Soap Making Tips

Within the soap making industry there are two processes that are a main focus. These are Cold Process and Melt & Pour, both uniquely amazing, with wonderful characteristics to help you create your own beautiful soap creations and develop your understanding and skills for the craft.
Tips for Cold Process Soap Making
Once you've mastered the basics of Cold Process Soap Making there are many more advanced techniques you will want to learn. To help avoid mistakes and disappointment here are a few basic tips to get you going...
1. Never over-colour your soap. Too much dye or pigment will bleed out into the lather in use which can be off-putting. Lather should be white, not coloured.
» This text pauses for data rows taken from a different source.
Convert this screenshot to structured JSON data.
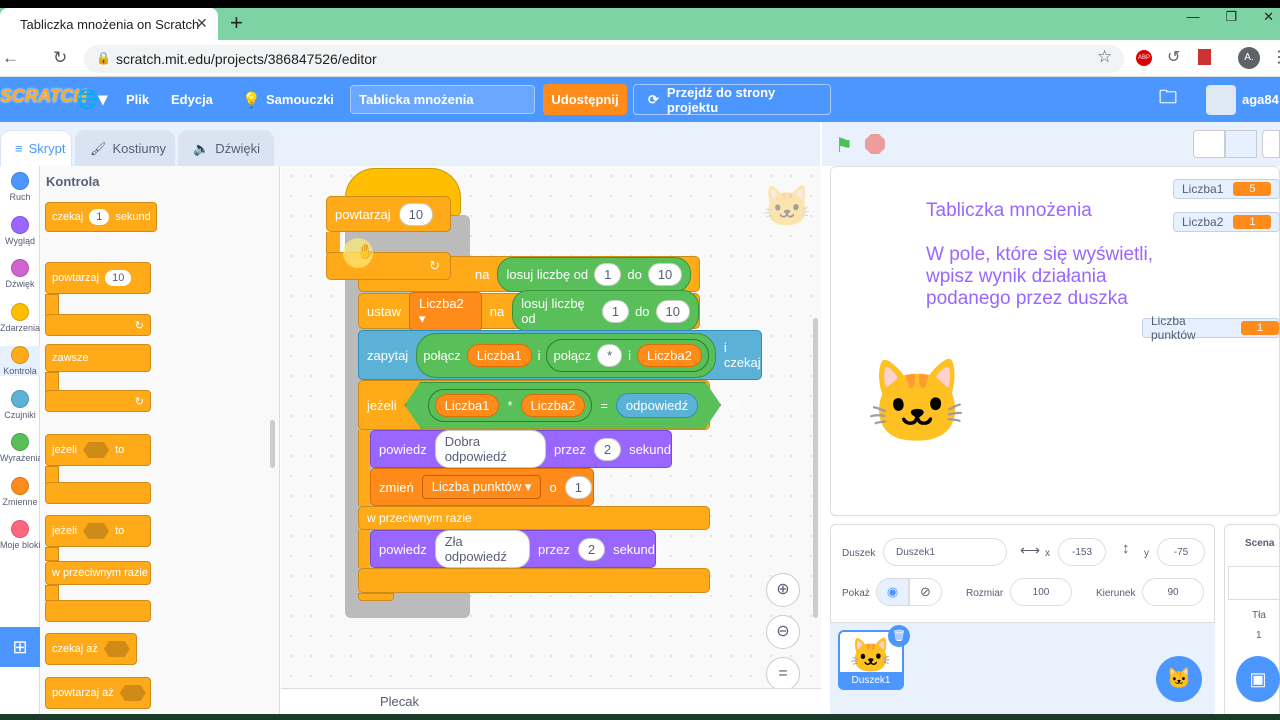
{
  "browser": {
    "tab_title": "Tabliczka mnożenia on Scratch",
    "url": "scratch.mit.edu/projects/386847526/editor",
    "profile_initial": "A."
  },
  "menu": {
    "logo": "SCRATCH",
    "file": "Plik",
    "edit": "Edycja",
    "tutorials": "Samouczki",
    "project_title": "Tablicka mnożenia",
    "share": "Udostępnij",
    "see_project": "Przejdź do strony projektu",
    "user": "aga84"
  },
  "tabs": {
    "code": "Skrypt",
    "costumes": "Kostiumy",
    "sounds": "Dźwięki"
  },
  "categories": [
    {
      "label": "Ruch",
      "color": "#4c97ff"
    },
    {
      "label": "Wygląd",
      "color": "#9966ff"
    },
    {
      "label": "Dźwięk",
      "color": "#cf63cf"
    },
    {
      "label": "Zdarzenia",
      "color": "#ffbf00"
    },
    {
      "label": "Kontrola",
      "color": "#ffab19"
    },
    {
      "label": "Czujniki",
      "color": "#5cb1d6"
    },
    {
      "label": "Wyrażenia",
      "color": "#59c059"
    },
    {
      "label": "Zmienne",
      "color": "#ff8c1a"
    },
    {
      "label": "Moje bloki",
      "color": "#ff6680"
    }
  ],
  "palette": {
    "heading": "Kontrola",
    "wait": "czekaj",
    "wait_val": "1",
    "wait_unit": "sekund",
    "repeat": "powtarzaj",
    "repeat_val": "10",
    "forever": "zawsze",
    "if": "jeżeli",
    "then": "to",
    "if2": "jeżeli",
    "then2": "to",
    "else": "w przeciwnym razie",
    "wait_until": "czekaj aż",
    "repeat_until": "powtarzaj aż"
  },
  "script": {
    "drag_repeat": "powtarzaj",
    "drag_repeat_val": "10",
    "na": "na",
    "rand1": "losuj liczbę od",
    "rand1_a": "1",
    "rand1_do": "do",
    "rand1_b": "10",
    "set2": "ustaw",
    "set2_var": "Liczba2",
    "rand2": "losuj liczbę od",
    "rand2_a": "1",
    "rand2_do": "do",
    "rand2_b": "10",
    "ask": "zapytaj",
    "join1": "połącz",
    "join_var1": "Liczba1",
    "and1": "i",
    "join2": "połącz",
    "star": "*",
    "and2": "i",
    "join_var2": "Liczba2",
    "ask_wait": "i czekaj",
    "if": "jeżeli",
    "if_v1": "Liczba1",
    "times": "*",
    "if_v2": "Liczba2",
    "eq": "=",
    "answer": "odpowiedź",
    "then": "to",
    "say1": "powiedz",
    "say1_text": "Dobra odpowiedź",
    "say1_for": "przez",
    "say1_n": "2",
    "say1_unit": "sekund",
    "change": "zmień",
    "change_var": "Liczba punktów",
    "change_by": "o",
    "change_n": "1",
    "else": "w przeciwnym razie",
    "say2": "powiedz",
    "say2_text": "Zła odpowiedź",
    "say2_for": "przez",
    "say2_n": "2",
    "say2_unit": "sekund",
    "backpack": "Plecak"
  },
  "stage": {
    "title": "Tabliczka mnożenia",
    "instructions": [
      "W pole, które się wyświetli,",
      "wpisz wynik działania",
      "podanego przez duszka"
    ],
    "monitors": [
      {
        "label": "Liczba1",
        "value": "5"
      },
      {
        "label": "Liczba2",
        "value": "1"
      },
      {
        "label": "Liczba punktów",
        "value": "1"
      }
    ]
  },
  "sprite_info": {
    "sprite_label": "Duszek",
    "sprite_name": "Duszek1",
    "x_label": "x",
    "x": "-153",
    "y_label": "y",
    "y": "-75",
    "show_label": "Pokaż",
    "size_label": "Rozmiar",
    "size": "100",
    "dir_label": "Kierunek",
    "direction": "90",
    "thumb_name": "Duszek1"
  },
  "stage_pane": {
    "title": "Scena",
    "backdrops_label": "Tła",
    "backdrops": "1"
  },
  "colors": {
    "scratch_blue": "#4c97ff",
    "control": "#ffab19",
    "variables": "#ff8c1a",
    "looks": "#9966ff",
    "operators": "#59c059",
    "sensing": "#5cb1d6"
  }
}
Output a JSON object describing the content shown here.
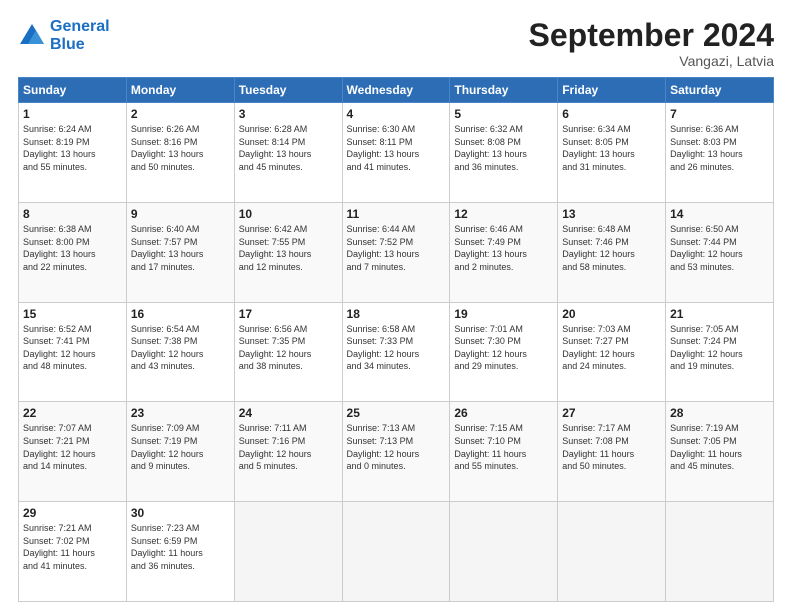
{
  "logo": {
    "line1": "General",
    "line2": "Blue"
  },
  "header": {
    "month": "September 2024",
    "location": "Vangazi, Latvia"
  },
  "days_of_week": [
    "Sunday",
    "Monday",
    "Tuesday",
    "Wednesday",
    "Thursday",
    "Friday",
    "Saturday"
  ],
  "weeks": [
    [
      {
        "day": "1",
        "info": "Sunrise: 6:24 AM\nSunset: 8:19 PM\nDaylight: 13 hours\nand 55 minutes."
      },
      {
        "day": "2",
        "info": "Sunrise: 6:26 AM\nSunset: 8:16 PM\nDaylight: 13 hours\nand 50 minutes."
      },
      {
        "day": "3",
        "info": "Sunrise: 6:28 AM\nSunset: 8:14 PM\nDaylight: 13 hours\nand 45 minutes."
      },
      {
        "day": "4",
        "info": "Sunrise: 6:30 AM\nSunset: 8:11 PM\nDaylight: 13 hours\nand 41 minutes."
      },
      {
        "day": "5",
        "info": "Sunrise: 6:32 AM\nSunset: 8:08 PM\nDaylight: 13 hours\nand 36 minutes."
      },
      {
        "day": "6",
        "info": "Sunrise: 6:34 AM\nSunset: 8:05 PM\nDaylight: 13 hours\nand 31 minutes."
      },
      {
        "day": "7",
        "info": "Sunrise: 6:36 AM\nSunset: 8:03 PM\nDaylight: 13 hours\nand 26 minutes."
      }
    ],
    [
      {
        "day": "8",
        "info": "Sunrise: 6:38 AM\nSunset: 8:00 PM\nDaylight: 13 hours\nand 22 minutes."
      },
      {
        "day": "9",
        "info": "Sunrise: 6:40 AM\nSunset: 7:57 PM\nDaylight: 13 hours\nand 17 minutes."
      },
      {
        "day": "10",
        "info": "Sunrise: 6:42 AM\nSunset: 7:55 PM\nDaylight: 13 hours\nand 12 minutes."
      },
      {
        "day": "11",
        "info": "Sunrise: 6:44 AM\nSunset: 7:52 PM\nDaylight: 13 hours\nand 7 minutes."
      },
      {
        "day": "12",
        "info": "Sunrise: 6:46 AM\nSunset: 7:49 PM\nDaylight: 13 hours\nand 2 minutes."
      },
      {
        "day": "13",
        "info": "Sunrise: 6:48 AM\nSunset: 7:46 PM\nDaylight: 12 hours\nand 58 minutes."
      },
      {
        "day": "14",
        "info": "Sunrise: 6:50 AM\nSunset: 7:44 PM\nDaylight: 12 hours\nand 53 minutes."
      }
    ],
    [
      {
        "day": "15",
        "info": "Sunrise: 6:52 AM\nSunset: 7:41 PM\nDaylight: 12 hours\nand 48 minutes."
      },
      {
        "day": "16",
        "info": "Sunrise: 6:54 AM\nSunset: 7:38 PM\nDaylight: 12 hours\nand 43 minutes."
      },
      {
        "day": "17",
        "info": "Sunrise: 6:56 AM\nSunset: 7:35 PM\nDaylight: 12 hours\nand 38 minutes."
      },
      {
        "day": "18",
        "info": "Sunrise: 6:58 AM\nSunset: 7:33 PM\nDaylight: 12 hours\nand 34 minutes."
      },
      {
        "day": "19",
        "info": "Sunrise: 7:01 AM\nSunset: 7:30 PM\nDaylight: 12 hours\nand 29 minutes."
      },
      {
        "day": "20",
        "info": "Sunrise: 7:03 AM\nSunset: 7:27 PM\nDaylight: 12 hours\nand 24 minutes."
      },
      {
        "day": "21",
        "info": "Sunrise: 7:05 AM\nSunset: 7:24 PM\nDaylight: 12 hours\nand 19 minutes."
      }
    ],
    [
      {
        "day": "22",
        "info": "Sunrise: 7:07 AM\nSunset: 7:21 PM\nDaylight: 12 hours\nand 14 minutes."
      },
      {
        "day": "23",
        "info": "Sunrise: 7:09 AM\nSunset: 7:19 PM\nDaylight: 12 hours\nand 9 minutes."
      },
      {
        "day": "24",
        "info": "Sunrise: 7:11 AM\nSunset: 7:16 PM\nDaylight: 12 hours\nand 5 minutes."
      },
      {
        "day": "25",
        "info": "Sunrise: 7:13 AM\nSunset: 7:13 PM\nDaylight: 12 hours\nand 0 minutes."
      },
      {
        "day": "26",
        "info": "Sunrise: 7:15 AM\nSunset: 7:10 PM\nDaylight: 11 hours\nand 55 minutes."
      },
      {
        "day": "27",
        "info": "Sunrise: 7:17 AM\nSunset: 7:08 PM\nDaylight: 11 hours\nand 50 minutes."
      },
      {
        "day": "28",
        "info": "Sunrise: 7:19 AM\nSunset: 7:05 PM\nDaylight: 11 hours\nand 45 minutes."
      }
    ],
    [
      {
        "day": "29",
        "info": "Sunrise: 7:21 AM\nSunset: 7:02 PM\nDaylight: 11 hours\nand 41 minutes."
      },
      {
        "day": "30",
        "info": "Sunrise: 7:23 AM\nSunset: 6:59 PM\nDaylight: 11 hours\nand 36 minutes."
      },
      {
        "day": "",
        "info": ""
      },
      {
        "day": "",
        "info": ""
      },
      {
        "day": "",
        "info": ""
      },
      {
        "day": "",
        "info": ""
      },
      {
        "day": "",
        "info": ""
      }
    ]
  ]
}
2. If you do want to get a good depth of colour into a soap, try adding it as a 'splash' of colour or a 'swirl' of colour, leaving most of your soap uncoloured. This will minimise any bleed of colour in use. To do this, add your fragrance material to the whole batch before colouring, then pour MOST of the batch into the mould leaving a small amount. Add the colour to this small amount, then pour it into the remainder. How you choose to pour will result in something that can look like swirls of colour, or splashes of colour. You can use this technique with larger batches to create a 'marbled effect.
3. Most 'pretty' botanicals do not hold up well in cold process soaps. The high pH and the water content turns them brown and unattractive. If you want to use delicate botanicals like flower petals or buds, don't mix them into the soap, but rather press them onto the surface of the soap once it has had a chance to gel, which can be 2-3 hours after pouring it into the mould. Simply uncover your mould, add your botanicals on the surface, press gently into place and re-cover, being careful not to loose too much of the precious heat in the soap when you're doing this.
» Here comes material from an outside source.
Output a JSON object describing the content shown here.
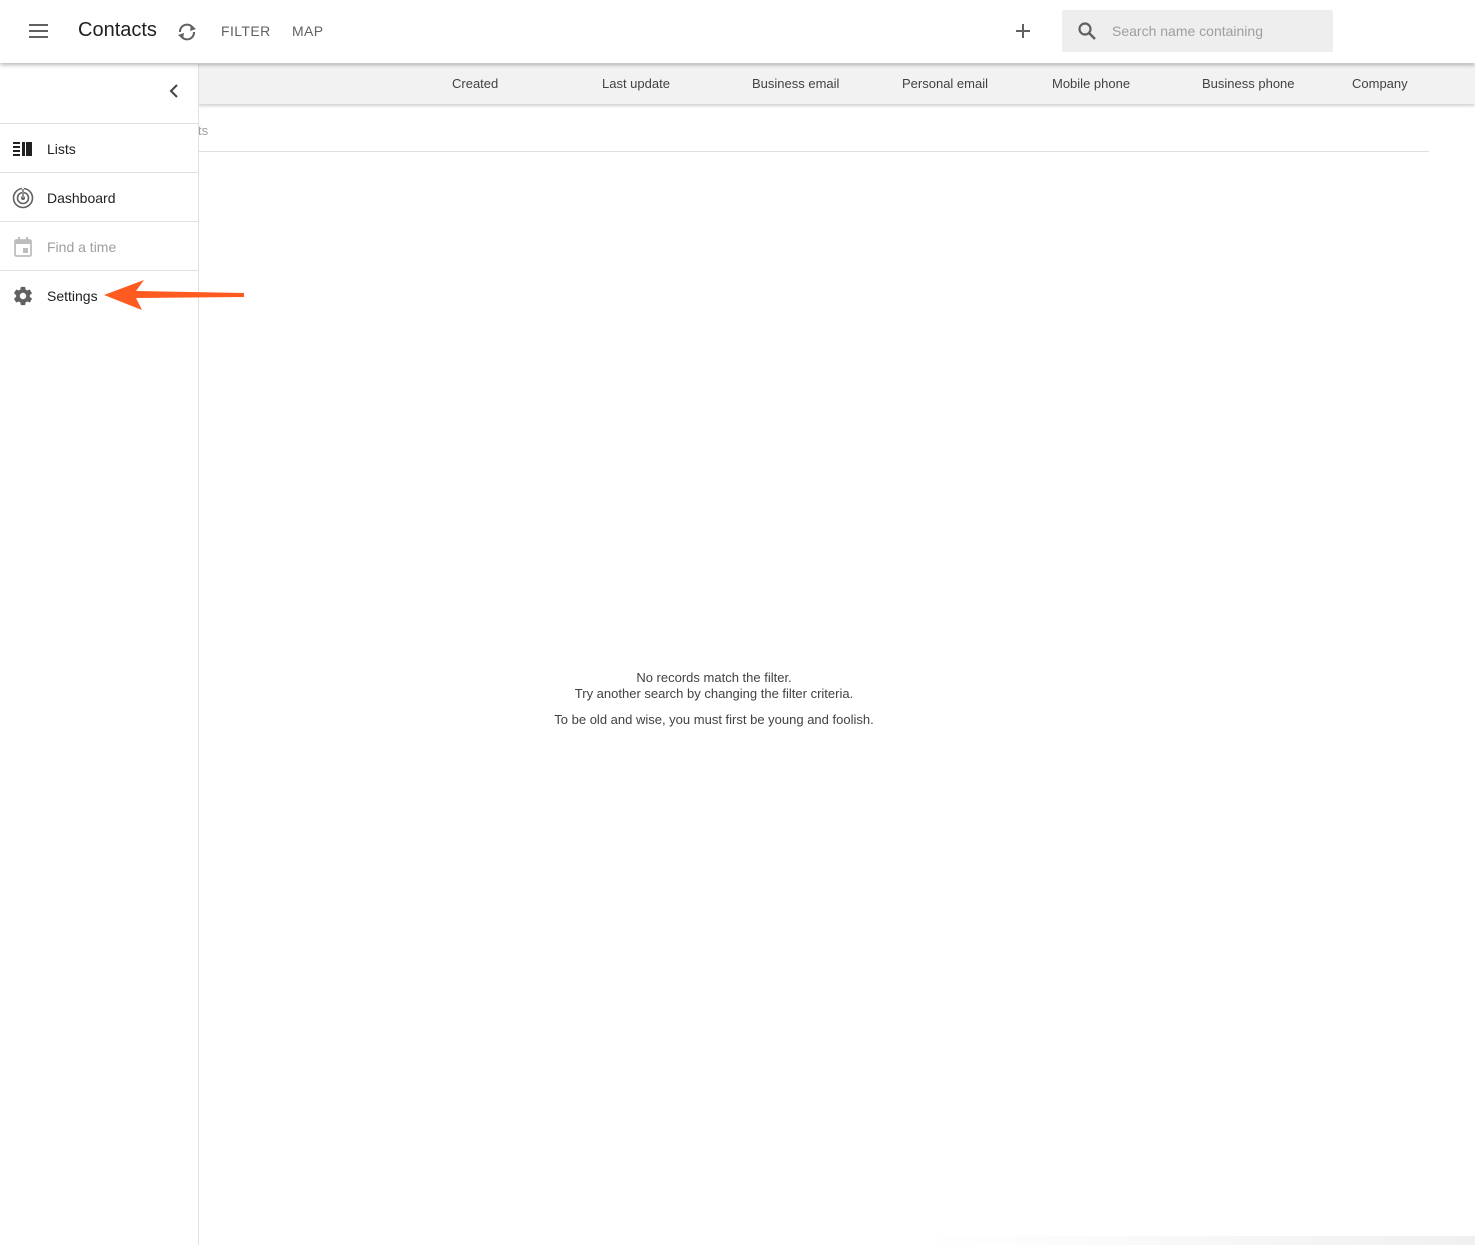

4. Ground spices are excellent as natural pigments and exfoliants. Many shades of beige/brown are very easy to achieve (ground cinnamon or nutmeg) as are earthy yellows-to-oranges (turmeric, paprika). Coarser ground spices add mild exfoliation as well as an interesting appearance.
Tips for Melt & Pour Soap Making

Melt & Pour soap making is a completely different craft to cold process soap making where you use a pre-manufactured base, either transparent or opaque (white). It can be extremely creative with colours, shapes and layers being very easy to achieve. Once you have mastered the simple and basic techniques here's a few tips to help you on your way...
1. If layering different colours, choose to use 'pigments' and not 'dyes'. This is because dyes have much smaller particle size and will bleed into adjacent layers, whereas pigments will stay put.
2. When adding additional layers, help them stick together by lightly scoring the top of one before pouring the next. It also helps to spritz the surface of the first layer with denatured alcohol, wiping it clean with a dry cloth before pouring the next layer. If you don't have access to denatured alcohol, distilled witch hazel will also work well.
3. When pouring your melted soap into a mould there will be air bubbles rising to the surface which can spoil the finished appearance. To get rid of these simply spritze with denatured alcohol immediately after pouring, before a skin forms and see the bubbles disappear.
4. When making really creative soaps such as cake or cup cake soaps, you will probably want to add various moulded parts together to form the finished creation, such as an 'icing swirl' on to the base and then maybe some 'chocolate soap' curls or other smaller decorations. To have these stick together simply keep some transparent melted soap to hand and use it to stick things together as you might do with a hot melt glue in other crafts.
5. Melt and Pour soap base gets quite 'thin' when heated and this can make adding heavier things difficult, as they tend to sink-out, or lighter additions might want to float. Even basic techniques such as including glitters and poly-jewels, or maybe oatmeal or seeds/pulses can result in them sinking or floating. If you want to successfully add these types of things to your melt and pour soaps, choose to use a 'suspending' soap base, which is formulated to keep these in place.